Let’s take some examples to show how, before this recent Rodriguez case, we could not get summary judgment.  Say the defendant ran a red light.  As he drove through the intersection against the red light, my client “t-boned” his car.  In the past, if I made a motion for summary judgment, asking the Judge to find the defendant liable, the insurance company lawyer would argue that the judge could not give me summary judgment because the plaintiff (my client) might have been negligent or careless in failing to notice the defendant going through the red light and in failing to react to it, by braking in time for example.  If the judge found there was enough evidence that this was so, he would deny my motion for summary judgment.
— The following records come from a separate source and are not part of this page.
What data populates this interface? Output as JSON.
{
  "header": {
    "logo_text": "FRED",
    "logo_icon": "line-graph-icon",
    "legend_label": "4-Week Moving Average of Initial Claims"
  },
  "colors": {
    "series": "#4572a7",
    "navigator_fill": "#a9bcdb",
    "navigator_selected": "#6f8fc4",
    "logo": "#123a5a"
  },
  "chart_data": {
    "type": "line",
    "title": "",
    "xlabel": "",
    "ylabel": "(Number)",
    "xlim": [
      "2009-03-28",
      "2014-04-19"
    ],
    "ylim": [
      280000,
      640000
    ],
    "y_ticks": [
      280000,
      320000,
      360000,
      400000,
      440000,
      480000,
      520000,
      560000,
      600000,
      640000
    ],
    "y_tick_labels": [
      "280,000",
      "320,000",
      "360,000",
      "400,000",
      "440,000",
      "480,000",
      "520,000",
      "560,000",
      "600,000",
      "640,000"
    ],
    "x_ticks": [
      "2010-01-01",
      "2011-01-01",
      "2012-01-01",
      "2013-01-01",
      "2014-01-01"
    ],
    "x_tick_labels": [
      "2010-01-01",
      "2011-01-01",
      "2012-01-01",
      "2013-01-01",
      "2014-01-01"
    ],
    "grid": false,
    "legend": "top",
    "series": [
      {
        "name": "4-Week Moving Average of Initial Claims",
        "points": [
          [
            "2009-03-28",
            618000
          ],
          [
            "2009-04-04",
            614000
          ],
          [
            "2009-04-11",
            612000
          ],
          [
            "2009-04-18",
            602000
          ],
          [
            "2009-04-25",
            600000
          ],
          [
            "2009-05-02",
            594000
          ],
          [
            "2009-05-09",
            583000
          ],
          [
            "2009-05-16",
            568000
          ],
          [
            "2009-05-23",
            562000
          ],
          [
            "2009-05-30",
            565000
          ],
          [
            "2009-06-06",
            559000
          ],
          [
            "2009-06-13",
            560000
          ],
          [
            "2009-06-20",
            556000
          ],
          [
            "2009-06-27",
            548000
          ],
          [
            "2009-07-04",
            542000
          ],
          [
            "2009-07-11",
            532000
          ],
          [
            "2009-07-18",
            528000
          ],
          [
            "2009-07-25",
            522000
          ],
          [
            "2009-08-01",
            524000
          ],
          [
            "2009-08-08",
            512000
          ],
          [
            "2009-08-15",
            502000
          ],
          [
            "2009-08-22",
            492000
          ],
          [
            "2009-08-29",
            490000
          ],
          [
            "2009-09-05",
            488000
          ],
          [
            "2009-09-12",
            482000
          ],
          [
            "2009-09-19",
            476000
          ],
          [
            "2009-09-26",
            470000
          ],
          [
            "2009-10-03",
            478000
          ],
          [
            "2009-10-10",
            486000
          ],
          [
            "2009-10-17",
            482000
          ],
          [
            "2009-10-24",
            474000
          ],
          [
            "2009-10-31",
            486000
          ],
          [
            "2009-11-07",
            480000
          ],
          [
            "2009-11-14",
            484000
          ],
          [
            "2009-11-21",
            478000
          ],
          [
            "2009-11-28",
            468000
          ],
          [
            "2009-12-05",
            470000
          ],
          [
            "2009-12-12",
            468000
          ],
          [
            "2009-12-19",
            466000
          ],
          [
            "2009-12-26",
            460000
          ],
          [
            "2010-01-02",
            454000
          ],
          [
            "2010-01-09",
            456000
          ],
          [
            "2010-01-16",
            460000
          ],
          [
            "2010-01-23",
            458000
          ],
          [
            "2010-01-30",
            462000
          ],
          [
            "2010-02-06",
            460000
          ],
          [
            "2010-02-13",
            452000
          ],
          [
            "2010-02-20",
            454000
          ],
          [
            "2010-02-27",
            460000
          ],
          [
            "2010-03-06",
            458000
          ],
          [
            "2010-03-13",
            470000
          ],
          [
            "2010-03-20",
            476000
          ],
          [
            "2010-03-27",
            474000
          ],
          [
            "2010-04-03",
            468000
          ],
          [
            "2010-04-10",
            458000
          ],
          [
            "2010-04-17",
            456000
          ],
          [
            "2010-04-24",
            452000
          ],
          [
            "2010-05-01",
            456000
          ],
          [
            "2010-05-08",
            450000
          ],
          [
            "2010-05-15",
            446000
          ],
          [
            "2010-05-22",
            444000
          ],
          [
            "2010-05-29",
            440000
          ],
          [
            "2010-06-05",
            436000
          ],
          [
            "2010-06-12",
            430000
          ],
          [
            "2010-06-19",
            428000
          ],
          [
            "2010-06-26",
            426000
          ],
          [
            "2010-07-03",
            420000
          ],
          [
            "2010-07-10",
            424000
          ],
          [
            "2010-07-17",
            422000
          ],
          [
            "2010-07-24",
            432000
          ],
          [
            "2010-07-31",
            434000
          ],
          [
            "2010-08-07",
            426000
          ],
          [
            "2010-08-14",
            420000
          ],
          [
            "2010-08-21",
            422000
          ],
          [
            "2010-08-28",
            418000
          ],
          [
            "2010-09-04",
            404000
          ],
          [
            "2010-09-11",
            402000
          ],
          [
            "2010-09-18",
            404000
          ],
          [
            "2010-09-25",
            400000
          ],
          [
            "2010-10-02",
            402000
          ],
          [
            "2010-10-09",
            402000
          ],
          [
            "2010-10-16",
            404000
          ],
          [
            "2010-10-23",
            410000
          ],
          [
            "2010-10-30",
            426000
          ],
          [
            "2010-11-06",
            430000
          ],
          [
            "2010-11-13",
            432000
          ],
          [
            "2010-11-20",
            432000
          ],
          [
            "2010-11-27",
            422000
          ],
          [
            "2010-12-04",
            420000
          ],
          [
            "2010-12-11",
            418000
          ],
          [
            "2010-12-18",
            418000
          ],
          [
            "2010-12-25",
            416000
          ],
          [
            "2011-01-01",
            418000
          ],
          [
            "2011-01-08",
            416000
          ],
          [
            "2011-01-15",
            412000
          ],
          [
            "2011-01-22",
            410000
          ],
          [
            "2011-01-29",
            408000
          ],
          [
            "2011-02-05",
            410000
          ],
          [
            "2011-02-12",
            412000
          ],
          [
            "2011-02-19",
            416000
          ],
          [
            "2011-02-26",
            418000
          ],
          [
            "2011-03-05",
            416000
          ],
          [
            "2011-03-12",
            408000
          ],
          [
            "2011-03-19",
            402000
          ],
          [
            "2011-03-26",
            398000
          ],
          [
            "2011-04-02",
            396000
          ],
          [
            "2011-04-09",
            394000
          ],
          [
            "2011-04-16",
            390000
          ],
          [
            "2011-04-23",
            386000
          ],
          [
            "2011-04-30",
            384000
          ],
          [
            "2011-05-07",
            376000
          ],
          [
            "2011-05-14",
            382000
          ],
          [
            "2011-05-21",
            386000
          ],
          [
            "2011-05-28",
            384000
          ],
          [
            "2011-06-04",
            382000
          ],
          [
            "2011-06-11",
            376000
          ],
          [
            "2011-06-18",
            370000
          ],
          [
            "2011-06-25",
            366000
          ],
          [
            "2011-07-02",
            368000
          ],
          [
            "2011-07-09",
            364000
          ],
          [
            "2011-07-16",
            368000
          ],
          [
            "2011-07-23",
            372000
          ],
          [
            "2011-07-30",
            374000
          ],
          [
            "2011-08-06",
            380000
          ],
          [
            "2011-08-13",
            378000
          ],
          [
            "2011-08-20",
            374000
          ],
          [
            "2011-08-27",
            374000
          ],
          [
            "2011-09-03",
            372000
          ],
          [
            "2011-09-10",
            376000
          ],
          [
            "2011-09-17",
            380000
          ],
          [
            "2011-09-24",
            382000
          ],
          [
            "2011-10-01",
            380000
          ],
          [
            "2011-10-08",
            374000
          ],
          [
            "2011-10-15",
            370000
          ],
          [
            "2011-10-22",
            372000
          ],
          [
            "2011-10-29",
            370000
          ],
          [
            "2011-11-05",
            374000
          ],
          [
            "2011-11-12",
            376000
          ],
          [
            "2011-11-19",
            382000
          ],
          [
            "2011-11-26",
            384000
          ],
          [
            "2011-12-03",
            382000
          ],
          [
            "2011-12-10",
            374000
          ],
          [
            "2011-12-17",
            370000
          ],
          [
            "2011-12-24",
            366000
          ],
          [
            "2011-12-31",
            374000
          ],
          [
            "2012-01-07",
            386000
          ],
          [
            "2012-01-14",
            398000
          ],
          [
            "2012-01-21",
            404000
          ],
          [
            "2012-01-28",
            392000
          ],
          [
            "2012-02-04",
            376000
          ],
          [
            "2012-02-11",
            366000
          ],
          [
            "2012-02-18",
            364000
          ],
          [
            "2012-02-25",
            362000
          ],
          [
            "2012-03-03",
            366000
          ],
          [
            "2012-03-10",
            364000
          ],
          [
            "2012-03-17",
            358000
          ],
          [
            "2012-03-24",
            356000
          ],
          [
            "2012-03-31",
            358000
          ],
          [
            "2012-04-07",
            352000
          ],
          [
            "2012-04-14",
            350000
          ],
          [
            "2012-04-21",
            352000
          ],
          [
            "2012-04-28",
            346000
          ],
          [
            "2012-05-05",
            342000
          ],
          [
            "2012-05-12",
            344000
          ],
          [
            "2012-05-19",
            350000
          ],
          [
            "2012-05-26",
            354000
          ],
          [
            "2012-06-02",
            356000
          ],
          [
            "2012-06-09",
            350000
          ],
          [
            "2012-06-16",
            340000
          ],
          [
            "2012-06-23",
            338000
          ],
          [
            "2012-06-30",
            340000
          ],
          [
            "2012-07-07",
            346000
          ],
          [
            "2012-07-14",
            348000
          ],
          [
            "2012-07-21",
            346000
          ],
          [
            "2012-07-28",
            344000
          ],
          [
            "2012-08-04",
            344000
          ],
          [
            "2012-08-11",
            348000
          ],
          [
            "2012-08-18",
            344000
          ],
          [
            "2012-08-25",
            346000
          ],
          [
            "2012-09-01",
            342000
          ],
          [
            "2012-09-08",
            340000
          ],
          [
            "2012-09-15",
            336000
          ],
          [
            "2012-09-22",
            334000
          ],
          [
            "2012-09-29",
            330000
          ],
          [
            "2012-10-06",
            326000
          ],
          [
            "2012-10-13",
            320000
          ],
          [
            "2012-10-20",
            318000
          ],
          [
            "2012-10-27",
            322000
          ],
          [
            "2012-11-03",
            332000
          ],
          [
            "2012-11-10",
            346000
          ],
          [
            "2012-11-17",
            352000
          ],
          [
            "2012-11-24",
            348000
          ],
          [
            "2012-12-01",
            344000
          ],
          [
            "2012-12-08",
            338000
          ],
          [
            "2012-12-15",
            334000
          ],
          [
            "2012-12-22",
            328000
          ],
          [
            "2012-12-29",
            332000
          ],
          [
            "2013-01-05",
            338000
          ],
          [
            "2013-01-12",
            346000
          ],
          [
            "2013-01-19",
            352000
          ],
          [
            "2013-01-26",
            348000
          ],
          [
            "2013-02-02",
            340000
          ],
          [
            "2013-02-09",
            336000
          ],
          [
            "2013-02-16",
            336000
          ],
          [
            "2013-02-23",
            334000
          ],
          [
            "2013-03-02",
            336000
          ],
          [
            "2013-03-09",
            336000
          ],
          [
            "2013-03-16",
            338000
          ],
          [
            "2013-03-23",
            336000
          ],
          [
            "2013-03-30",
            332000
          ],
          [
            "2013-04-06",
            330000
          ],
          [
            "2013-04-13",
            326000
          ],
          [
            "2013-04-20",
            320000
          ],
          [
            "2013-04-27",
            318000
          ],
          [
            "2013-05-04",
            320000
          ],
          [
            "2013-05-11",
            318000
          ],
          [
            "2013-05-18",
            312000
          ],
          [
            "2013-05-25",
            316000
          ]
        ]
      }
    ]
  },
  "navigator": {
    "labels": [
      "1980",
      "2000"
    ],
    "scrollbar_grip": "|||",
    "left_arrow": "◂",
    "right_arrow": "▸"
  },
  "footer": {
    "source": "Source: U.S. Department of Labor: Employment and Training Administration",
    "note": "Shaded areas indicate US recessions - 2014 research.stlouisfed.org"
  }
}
The jury would then have to determine “liability” as well as “comparative negligence” at trial and, if it found the defendant liable at all, it would then have to decide how much the case was worth.
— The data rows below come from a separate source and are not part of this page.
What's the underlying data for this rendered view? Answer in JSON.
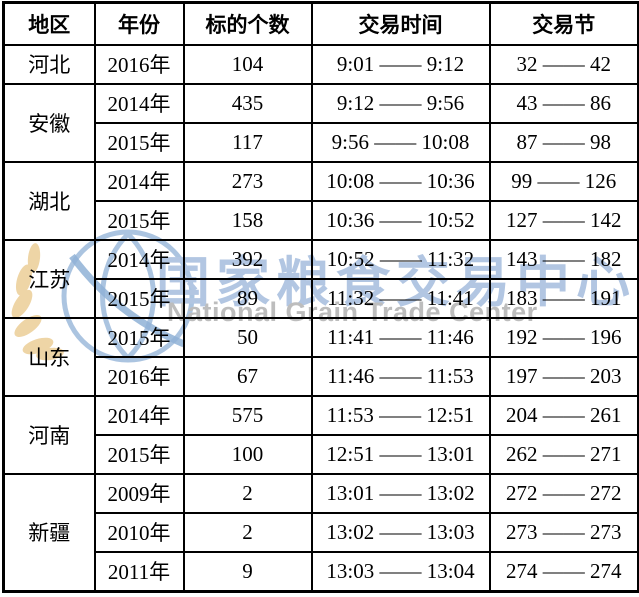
{
  "watermark": {
    "cn": "国家粮食交易中心",
    "en": "National Grain Trade Center",
    "logo_icon": "globe-with-wheat",
    "colors": {
      "cn_text": "#b2c6e2",
      "en_text": "#bdbdbd",
      "globe_line": "#a3bedd",
      "wheat": "#eed3a2"
    }
  },
  "table": {
    "columns": [
      "地区",
      "年份",
      "标的个数",
      "交易时间",
      "交易节"
    ],
    "groups": [
      {
        "region": "河北",
        "rows": [
          {
            "year": "2016年",
            "count": "104",
            "time": "9:01 —— 9:12",
            "session": "32 —— 42"
          }
        ]
      },
      {
        "region": "安徽",
        "rows": [
          {
            "year": "2014年",
            "count": "435",
            "time": "9:12 —— 9:56",
            "session": "43 —— 86"
          },
          {
            "year": "2015年",
            "count": "117",
            "time": "9:56 —— 10:08",
            "session": "87 —— 98"
          }
        ]
      },
      {
        "region": "湖北",
        "rows": [
          {
            "year": "2014年",
            "count": "273",
            "time": "10:08 —— 10:36",
            "session": "99 —— 126"
          },
          {
            "year": "2015年",
            "count": "158",
            "time": "10:36 —— 10:52",
            "session": "127 —— 142"
          }
        ]
      },
      {
        "region": "江苏",
        "rows": [
          {
            "year": "2014年",
            "count": "392",
            "time": "10:52 —— 11:32",
            "session": "143 —— 182"
          },
          {
            "year": "2015年",
            "count": "89",
            "time": "11:32 —— 11:41",
            "session": "183 —— 191"
          }
        ]
      },
      {
        "region": "山东",
        "rows": [
          {
            "year": "2015年",
            "count": "50",
            "time": "11:41 —— 11:46",
            "session": "192 —— 196"
          },
          {
            "year": "2016年",
            "count": "67",
            "time": "11:46 —— 11:53",
            "session": "197 —— 203"
          }
        ]
      },
      {
        "region": "河南",
        "rows": [
          {
            "year": "2014年",
            "count": "575",
            "time": "11:53 —— 12:51",
            "session": "204 —— 261"
          },
          {
            "year": "2015年",
            "count": "100",
            "time": "12:51 —— 13:01",
            "session": "262 —— 271"
          }
        ]
      },
      {
        "region": "新疆",
        "rows": [
          {
            "year": "2009年",
            "count": "2",
            "time": "13:01 —— 13:02",
            "session": "272 —— 272"
          },
          {
            "year": "2010年",
            "count": "2",
            "time": "13:02 —— 13:03",
            "session": "273 —— 273"
          },
          {
            "year": "2011年",
            "count": "9",
            "time": "13:03 —— 13:04",
            "session": "274 —— 274"
          }
        ]
      }
    ]
  }
}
Here’s another example:  Defendant did not salt the entrance way to his store and as a result my client slipped and fell.  If I made my motion for summary judgment, the insurance company would have argued that I could not get summary judgment because there was an issue a jury needed to decide as to whether my client was also partially to blame for not spotting the ice and avoiding it.

But the Rodriguez case changes all this.  In Rodriguez the Court decided once and for all that a plaintiff is entitled to summary judgment on liability if he proves defendant’s liability even if there are questions as to whether plaintiff was also at fault (comparatively negligent) for causing the accident.  It was a close vote:  4 judges were in the majority and 3 dissented.

Stated otherwise, the new rule is that as long as I can show that defendant was clearly negligent and that his negligence was at least in part the cause of my client’s injuries, I get summary judgment, regardless of whether my client was also partially responsible.

Why do I love this decision?  Because it tilts the playing field in favor of injured plaintiffs – my clients – so that I can get them more money, earlier, and with less litigation.  Now when I have a case where my client may be deemed partially to blame, I will nevertheless be able to get the Court to grant my summary judgment motion.  This will get the interest running on the money that the jury will eventually award my client.  The insurance company will know that interest is running at 9% and will likely want to settle for more and more quickly to avoid that “tic-tic-tic” of the interest clock.

And if the insurance company does not settle with me for a fair number, I will go to trial with the confidence of knowing “liability is locked up” and all I have to do is fight off the defendant’s arguments that my client was partially to blame and also explain to the jury why my client’s case is worth what it is worth rather than the ridiculously low amount of money the insurance company lawyer says it is worth.

The Rodriguez decision might be better understood by looking at the six questions a jury is generally asked to decide after hearing a negligence trial.  As you can see, I struck out the first two questions.  That’s the result of Rodriguez.   Under Rodriguez, if the plaintiff prevails in her summary judgment motion, the first two questions will have already been decided by a judge before my case even gets to the jury, so that the jury will only have to consider questions 3 through 6:

  1. Was the defendant negligent?
  2. Was defendant’s negligence a substantial factor in causing [the injury or the accident]?
  3. Was plaintiff negligent?
  4. Was plaintiff’s negligence a substantial factor in causing (his or her) own injuries?
  5. What was the percentage of fault of the defendant and what was the percentage of fault of the plaintiff?
  6. What is fair compensation for plaintiff’s injuries?

Getting summary judgment on the issue of a defendant’s liability puts me and my clients in a much stronger position.  And I like being in a strong position.  It makes my case settle earlier, and for more, and even if it doesn’t, it is likely to get us a better result at trial.

So three cheers for New York’s Court of Appeals!